Recent evidence reveals that venture-backed startups fail much more often than the industry rate that is usually cited. Shikhar Ghosh, a senior lecturer at Harvard Business School, looked at more than 2,000 companies from 2004 – 2010 that received venture capital funding, and found that 75% of VC-backed startups in the United States don’t return investors’ capital. That’s right…three out of every four startups fail!
Ghosh defines failure as any company that cannot return at least $1 for every $1 invested by the VC firm. For instance, if a VC firm invested $100 but the startup could only return them $75, then that is deemed a failing company. Ghosh’s report is vastly different from those of the National Venture Capital Association. They estimate that only 25%-30% of VC backed businesses fail; However, that estimate is usually based solely on the companies that declare bankruptcy or close business.

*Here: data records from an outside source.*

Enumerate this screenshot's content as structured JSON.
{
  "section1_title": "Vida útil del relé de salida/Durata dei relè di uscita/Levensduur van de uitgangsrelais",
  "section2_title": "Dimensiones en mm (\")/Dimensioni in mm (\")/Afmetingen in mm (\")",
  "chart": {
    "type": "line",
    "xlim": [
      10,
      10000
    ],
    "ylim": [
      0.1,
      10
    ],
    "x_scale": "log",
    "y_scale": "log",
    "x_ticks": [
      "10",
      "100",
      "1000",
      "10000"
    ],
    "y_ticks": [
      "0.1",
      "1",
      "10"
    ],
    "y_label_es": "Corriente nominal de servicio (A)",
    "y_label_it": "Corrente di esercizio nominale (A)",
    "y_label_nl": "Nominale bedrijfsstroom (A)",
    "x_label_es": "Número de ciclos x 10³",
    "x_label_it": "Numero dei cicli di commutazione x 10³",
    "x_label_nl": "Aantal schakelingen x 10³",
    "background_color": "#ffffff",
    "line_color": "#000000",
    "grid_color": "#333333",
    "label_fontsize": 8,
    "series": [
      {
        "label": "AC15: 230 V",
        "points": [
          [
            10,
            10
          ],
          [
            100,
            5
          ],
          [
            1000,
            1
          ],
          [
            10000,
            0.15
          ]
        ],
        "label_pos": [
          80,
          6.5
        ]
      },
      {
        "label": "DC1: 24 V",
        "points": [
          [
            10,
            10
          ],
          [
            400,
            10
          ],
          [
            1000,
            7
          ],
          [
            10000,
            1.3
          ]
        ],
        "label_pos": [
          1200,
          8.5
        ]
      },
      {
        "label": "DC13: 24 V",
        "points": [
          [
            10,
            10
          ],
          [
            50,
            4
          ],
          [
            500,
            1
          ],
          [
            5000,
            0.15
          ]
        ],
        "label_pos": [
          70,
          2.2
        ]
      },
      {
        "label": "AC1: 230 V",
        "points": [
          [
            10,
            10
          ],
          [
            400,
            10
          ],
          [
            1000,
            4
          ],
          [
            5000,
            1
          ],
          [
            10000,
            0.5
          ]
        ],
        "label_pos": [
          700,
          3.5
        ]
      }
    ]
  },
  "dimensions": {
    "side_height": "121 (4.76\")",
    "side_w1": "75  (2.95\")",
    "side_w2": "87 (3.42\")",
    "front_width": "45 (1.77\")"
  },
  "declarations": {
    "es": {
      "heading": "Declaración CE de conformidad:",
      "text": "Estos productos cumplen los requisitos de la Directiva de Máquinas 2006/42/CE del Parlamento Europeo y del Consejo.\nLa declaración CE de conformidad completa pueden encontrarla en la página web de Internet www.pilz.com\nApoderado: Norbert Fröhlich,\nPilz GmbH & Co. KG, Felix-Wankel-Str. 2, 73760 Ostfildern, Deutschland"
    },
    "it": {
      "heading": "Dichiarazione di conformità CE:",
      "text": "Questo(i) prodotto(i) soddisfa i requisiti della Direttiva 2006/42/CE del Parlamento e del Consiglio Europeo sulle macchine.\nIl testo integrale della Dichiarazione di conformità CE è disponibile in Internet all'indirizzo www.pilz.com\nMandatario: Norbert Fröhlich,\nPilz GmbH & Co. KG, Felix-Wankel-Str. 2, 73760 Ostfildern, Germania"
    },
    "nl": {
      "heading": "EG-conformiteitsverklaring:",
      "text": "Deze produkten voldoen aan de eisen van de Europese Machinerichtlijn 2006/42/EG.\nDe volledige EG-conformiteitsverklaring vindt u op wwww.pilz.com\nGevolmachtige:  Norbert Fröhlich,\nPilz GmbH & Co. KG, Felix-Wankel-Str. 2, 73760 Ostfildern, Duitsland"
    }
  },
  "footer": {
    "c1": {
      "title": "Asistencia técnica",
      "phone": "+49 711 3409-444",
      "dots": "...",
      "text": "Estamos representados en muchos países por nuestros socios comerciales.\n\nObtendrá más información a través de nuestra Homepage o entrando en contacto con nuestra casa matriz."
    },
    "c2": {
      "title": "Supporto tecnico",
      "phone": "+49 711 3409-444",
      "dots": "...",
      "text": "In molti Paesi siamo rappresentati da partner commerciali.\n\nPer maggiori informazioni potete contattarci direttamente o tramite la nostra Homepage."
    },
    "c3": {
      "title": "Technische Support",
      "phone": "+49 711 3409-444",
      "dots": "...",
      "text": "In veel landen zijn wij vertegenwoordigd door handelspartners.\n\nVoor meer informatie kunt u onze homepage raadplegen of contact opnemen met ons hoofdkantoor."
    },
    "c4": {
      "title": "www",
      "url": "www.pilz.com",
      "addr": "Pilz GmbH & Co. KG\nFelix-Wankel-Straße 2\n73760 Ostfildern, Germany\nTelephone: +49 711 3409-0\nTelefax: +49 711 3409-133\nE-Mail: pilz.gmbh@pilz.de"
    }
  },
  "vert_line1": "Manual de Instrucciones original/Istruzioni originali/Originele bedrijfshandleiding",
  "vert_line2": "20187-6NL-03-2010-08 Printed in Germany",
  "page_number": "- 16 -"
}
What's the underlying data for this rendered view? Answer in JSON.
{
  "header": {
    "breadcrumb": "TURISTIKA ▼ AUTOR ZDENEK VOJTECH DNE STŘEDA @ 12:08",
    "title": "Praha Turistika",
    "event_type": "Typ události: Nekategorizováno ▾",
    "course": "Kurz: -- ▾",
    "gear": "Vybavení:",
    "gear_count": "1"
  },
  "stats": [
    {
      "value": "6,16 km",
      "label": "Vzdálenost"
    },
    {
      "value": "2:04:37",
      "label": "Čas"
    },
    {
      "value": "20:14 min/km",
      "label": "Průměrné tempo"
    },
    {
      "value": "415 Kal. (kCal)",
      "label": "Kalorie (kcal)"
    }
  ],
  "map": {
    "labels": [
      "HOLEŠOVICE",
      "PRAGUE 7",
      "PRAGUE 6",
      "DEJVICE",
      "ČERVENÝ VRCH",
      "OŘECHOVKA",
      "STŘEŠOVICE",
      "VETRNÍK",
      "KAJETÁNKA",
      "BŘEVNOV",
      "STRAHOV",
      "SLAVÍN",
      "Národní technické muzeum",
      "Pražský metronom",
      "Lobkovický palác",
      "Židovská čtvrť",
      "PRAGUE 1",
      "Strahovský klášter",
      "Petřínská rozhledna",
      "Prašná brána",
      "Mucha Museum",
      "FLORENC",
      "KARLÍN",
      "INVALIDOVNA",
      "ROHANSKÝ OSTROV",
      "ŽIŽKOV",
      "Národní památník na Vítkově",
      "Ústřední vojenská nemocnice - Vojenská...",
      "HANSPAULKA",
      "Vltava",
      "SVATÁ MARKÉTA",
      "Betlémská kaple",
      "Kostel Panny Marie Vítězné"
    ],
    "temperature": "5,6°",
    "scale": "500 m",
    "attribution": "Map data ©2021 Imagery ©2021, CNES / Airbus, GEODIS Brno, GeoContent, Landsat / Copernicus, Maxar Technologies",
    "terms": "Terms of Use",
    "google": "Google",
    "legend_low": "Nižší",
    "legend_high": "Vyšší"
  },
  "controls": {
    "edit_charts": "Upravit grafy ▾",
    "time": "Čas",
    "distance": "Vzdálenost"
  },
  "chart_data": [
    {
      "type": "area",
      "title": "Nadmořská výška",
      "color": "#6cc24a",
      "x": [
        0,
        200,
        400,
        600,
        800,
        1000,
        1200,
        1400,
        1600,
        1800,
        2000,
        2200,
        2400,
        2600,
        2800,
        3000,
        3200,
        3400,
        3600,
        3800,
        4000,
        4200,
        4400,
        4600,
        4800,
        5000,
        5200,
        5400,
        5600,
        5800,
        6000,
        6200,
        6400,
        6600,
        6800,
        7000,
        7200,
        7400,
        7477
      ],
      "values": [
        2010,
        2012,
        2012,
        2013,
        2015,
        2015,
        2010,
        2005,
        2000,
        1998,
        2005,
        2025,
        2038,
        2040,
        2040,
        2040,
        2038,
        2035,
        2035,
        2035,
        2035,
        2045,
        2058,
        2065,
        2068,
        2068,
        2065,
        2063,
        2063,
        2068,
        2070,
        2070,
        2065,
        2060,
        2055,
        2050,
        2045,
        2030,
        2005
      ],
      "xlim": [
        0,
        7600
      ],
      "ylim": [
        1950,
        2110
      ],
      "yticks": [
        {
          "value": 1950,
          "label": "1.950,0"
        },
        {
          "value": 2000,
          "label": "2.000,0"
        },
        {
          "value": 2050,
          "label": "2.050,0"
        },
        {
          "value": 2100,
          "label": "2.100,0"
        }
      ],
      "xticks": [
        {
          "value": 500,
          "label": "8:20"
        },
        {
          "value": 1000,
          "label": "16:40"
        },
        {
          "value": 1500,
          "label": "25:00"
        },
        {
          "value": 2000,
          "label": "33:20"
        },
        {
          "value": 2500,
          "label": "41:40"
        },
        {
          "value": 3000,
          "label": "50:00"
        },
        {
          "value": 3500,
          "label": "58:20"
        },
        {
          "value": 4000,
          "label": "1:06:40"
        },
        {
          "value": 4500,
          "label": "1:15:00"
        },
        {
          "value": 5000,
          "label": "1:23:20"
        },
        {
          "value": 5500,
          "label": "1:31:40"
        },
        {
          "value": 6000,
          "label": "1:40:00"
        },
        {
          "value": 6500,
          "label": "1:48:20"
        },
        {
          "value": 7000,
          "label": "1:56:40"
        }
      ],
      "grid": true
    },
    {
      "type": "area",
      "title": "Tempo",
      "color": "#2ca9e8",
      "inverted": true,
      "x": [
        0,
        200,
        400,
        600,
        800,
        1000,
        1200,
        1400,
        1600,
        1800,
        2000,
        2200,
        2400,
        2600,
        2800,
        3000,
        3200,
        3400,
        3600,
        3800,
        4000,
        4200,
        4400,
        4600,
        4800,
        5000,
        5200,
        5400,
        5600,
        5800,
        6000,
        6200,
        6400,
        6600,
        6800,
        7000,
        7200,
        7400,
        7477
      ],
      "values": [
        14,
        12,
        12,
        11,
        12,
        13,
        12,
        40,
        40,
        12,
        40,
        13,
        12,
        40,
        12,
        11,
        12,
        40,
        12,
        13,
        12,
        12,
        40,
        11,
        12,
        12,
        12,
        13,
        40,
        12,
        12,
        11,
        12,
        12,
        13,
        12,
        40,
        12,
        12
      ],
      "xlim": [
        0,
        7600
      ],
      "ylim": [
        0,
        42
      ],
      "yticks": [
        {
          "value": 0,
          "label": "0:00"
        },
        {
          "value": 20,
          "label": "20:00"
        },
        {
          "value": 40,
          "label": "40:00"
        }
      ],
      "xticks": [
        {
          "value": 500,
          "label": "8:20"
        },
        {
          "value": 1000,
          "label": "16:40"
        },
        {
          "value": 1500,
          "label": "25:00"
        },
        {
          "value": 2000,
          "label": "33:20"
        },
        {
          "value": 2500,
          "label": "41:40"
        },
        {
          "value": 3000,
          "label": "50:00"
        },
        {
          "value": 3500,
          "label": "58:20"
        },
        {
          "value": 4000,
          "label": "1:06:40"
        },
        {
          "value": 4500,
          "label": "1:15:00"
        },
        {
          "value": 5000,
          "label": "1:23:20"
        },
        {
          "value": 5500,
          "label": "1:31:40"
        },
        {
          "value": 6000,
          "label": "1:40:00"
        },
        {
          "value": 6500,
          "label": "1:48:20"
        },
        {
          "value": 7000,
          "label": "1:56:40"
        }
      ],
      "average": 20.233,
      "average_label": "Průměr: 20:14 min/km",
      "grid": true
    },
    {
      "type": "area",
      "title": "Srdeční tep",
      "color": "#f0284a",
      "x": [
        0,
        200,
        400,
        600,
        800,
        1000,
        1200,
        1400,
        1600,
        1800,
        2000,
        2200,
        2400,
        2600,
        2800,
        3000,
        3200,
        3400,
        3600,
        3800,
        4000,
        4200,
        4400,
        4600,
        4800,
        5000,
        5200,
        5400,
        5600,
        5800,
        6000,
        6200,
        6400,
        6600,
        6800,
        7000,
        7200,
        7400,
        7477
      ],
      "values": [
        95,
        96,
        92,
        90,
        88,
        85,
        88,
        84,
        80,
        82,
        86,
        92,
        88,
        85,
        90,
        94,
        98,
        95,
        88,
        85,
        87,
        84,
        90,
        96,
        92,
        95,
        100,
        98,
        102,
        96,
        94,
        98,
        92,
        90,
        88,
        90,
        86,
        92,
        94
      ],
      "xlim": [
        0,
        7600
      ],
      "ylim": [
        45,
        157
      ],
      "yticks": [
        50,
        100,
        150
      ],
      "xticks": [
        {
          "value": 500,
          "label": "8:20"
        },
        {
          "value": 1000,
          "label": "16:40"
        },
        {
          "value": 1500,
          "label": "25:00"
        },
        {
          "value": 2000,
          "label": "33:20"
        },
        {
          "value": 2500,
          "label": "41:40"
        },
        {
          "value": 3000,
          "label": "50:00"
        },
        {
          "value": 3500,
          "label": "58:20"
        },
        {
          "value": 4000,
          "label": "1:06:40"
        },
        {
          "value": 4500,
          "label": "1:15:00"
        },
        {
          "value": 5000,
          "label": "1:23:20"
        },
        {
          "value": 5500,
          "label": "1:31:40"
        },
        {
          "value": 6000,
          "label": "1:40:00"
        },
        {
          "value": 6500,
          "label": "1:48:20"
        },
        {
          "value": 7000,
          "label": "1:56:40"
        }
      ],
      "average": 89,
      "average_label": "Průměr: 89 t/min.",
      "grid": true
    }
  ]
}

What are reasons for this discrepancy? The main reason is the lack of in-depth research done on the failing companies. It was discovered that many VC funded startups sell the company at a loss, while others get out of business but remain as entities. Despite their failures, these startups do a great job at silencing their defeat by emphasizing any success and completely ignoring their loss. For example, a startup that loses all of its money, but sells off its computers and office furniture could claim that an “acquisition” occurred, when in reality the company went broke.
Venture capitalists make risky investments with the knowledge that some of them will fail. While some startup companies can use VC funding to springboard into mega success, most often fail after four years of existence when the investors stop adding more capital to the company. So, as tempting as investing in these new innovative startups may sound, it’s important to be aware that the odds of succeeding are steep.